Islands that allow family and friends to gather comfortably—oftentimes manufactured in contrasting colors to the other kitchen cabinets—are essential, he says. And he’s even produced a few thick-glass island countertops to make a “wow” statement.

As for lighting, LEDs are more expensive than traditional bulbs at the outset, but they’re more efficient and energy-saving in the long run. “LEDs last five times as long as traditional bulbs,” says Cook. “They produce a clean light, and you can choose between warm bulbs if you’re using grays, and cool if you’re using bright colors.”

But not all LED lighting is alike, cautions Andrew Guenther of Advanced Electronic Systems Integrators. “There are a hundred kinds and not all work the way you want them to,” he says. “Some can’t be dimmed, some can’t be put on control systems. That’s why it’s important to work with a certified lighting designer who understands LED.”


Just as in kitchens, the clean, contemporary look is taking over bathroom design, says Dreama Wren, showroom manager at Gorman’s Bath Gallery. Wren says chrome plumbing fixtures and hardware have come back in a big way—say good-bye to brushed nickel—and freestanding tubs have replaced the big soaker tubs of yore. And in the shower, forget spa jets and body sprays, Wren says; everybody is doing handheld shower heads.

Large master baths are still an area where people want to indulge themselves, Hunihan adds: “But we don’t see as many tubs as we used to in master baths. That goes along with our active lifestyle.”


Like “all-natural” in the food industry, the terms “green” and “eco-friendly” have been used quite a bit in marketing materials. Consequently, certifying organizations have been formed to set standards and help consumers separate reality from hype.

The Florida Green Building Coalition has developed green certification programs that apply to homes as well as commercial buildings, land development and even local governments. In addition, NAHB offers a Certified Green Professional (CGP) designation, which recognizes builders, remodelers and other industry pros who incorporate green building principles into homes. You can find a directory of CGP designees online at

Drew Smith of Sarasota-based Two Trails Green Consulting says the main eco-friendly focus for home buyers today is energy efficiency. That means upgraded insulation, choosing the most efficient air-conditioning units and using radiant barrier on their roofs. “Homeowners want the home’s envelope to be as tight and efficient as possible,” he says. “It’s all about saving money.”

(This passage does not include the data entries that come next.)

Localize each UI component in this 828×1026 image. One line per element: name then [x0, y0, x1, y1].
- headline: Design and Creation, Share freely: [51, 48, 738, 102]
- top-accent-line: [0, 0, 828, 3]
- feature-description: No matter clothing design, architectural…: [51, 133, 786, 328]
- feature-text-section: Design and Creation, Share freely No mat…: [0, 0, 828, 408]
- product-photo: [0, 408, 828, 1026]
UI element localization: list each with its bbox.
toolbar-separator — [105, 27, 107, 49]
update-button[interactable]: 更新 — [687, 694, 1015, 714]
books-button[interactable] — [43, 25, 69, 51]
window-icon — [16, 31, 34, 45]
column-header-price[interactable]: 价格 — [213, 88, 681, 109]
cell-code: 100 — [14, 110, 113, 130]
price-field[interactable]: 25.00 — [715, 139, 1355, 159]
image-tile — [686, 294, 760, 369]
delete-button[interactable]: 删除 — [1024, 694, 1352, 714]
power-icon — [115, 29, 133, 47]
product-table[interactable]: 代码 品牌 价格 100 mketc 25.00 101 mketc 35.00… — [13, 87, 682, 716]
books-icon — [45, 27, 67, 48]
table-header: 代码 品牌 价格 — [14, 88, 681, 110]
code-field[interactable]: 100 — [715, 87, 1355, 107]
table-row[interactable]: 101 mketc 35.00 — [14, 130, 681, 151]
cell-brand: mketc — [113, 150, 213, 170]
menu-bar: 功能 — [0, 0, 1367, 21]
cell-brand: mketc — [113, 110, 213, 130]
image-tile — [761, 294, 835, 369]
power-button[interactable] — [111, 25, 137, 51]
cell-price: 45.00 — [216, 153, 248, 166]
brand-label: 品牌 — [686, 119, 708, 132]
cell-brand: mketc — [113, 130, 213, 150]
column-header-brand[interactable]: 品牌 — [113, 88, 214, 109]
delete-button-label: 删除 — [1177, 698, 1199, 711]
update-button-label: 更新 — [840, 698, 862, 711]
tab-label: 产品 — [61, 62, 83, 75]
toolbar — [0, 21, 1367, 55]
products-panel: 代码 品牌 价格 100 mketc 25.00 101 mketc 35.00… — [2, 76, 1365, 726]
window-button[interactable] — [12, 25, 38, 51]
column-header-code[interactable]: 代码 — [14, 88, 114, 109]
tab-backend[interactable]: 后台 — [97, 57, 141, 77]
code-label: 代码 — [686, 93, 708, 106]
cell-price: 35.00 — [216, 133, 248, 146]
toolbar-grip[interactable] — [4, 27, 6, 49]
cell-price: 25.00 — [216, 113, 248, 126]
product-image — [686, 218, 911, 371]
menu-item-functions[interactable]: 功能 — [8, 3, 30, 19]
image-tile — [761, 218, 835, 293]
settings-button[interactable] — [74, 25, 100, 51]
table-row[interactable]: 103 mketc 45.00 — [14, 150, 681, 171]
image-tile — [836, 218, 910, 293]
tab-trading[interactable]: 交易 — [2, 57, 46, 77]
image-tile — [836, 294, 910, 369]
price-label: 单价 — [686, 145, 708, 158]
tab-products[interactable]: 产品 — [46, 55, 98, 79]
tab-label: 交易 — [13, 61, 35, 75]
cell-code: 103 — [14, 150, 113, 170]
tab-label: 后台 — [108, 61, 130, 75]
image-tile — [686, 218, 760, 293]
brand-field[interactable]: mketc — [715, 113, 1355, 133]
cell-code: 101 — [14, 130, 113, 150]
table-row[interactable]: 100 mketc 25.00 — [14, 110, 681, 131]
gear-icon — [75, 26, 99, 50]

It also means choosing LED lighting, efficient variable-speed pool pumps, and landscaping with Florida-friendly, drought-tolerant plants that are indigenous to our area to minimize care and water. “That goes back to cost savings,” Smith says.

And a strong new design trend that brings green benefits, he says, is opting for hardwood floors over carpet. “Besides the reduction in off-gassing from bad carpet pads,” Smith says, “hardwood floors minimize dust, and that helps improve indoor air quality.” Now that’s a green feature we can all live with.


Today’s tech-savvy house lets you monitor and control security systems and home mechanical systems—everything from audio and video to window shades and air-conditioners—from a PC or a smart phone anywhere in the world.

What’s really taken off, says Advanced Electronic Systems Integrators’ Andrew Guenther, is housing your audio and video distribution equipment in a linen-closet sized cabinet and distributing it via your smart phone or tablet to every television in the home. They take the place of cable boxes and Blu-ray players throughout the house.

Guenther notes that local homeowners are starting to build media rooms again.  “There have been huge advancements in picture quality in today’s projection systems and the cost has gone down,” he says. “A video projector that cost $100,000 10 years ago now costs one quarter that.” And for some customers, he’s creating family-room style theater rooms, with a 150-inch screen that drops down out of the ceiling.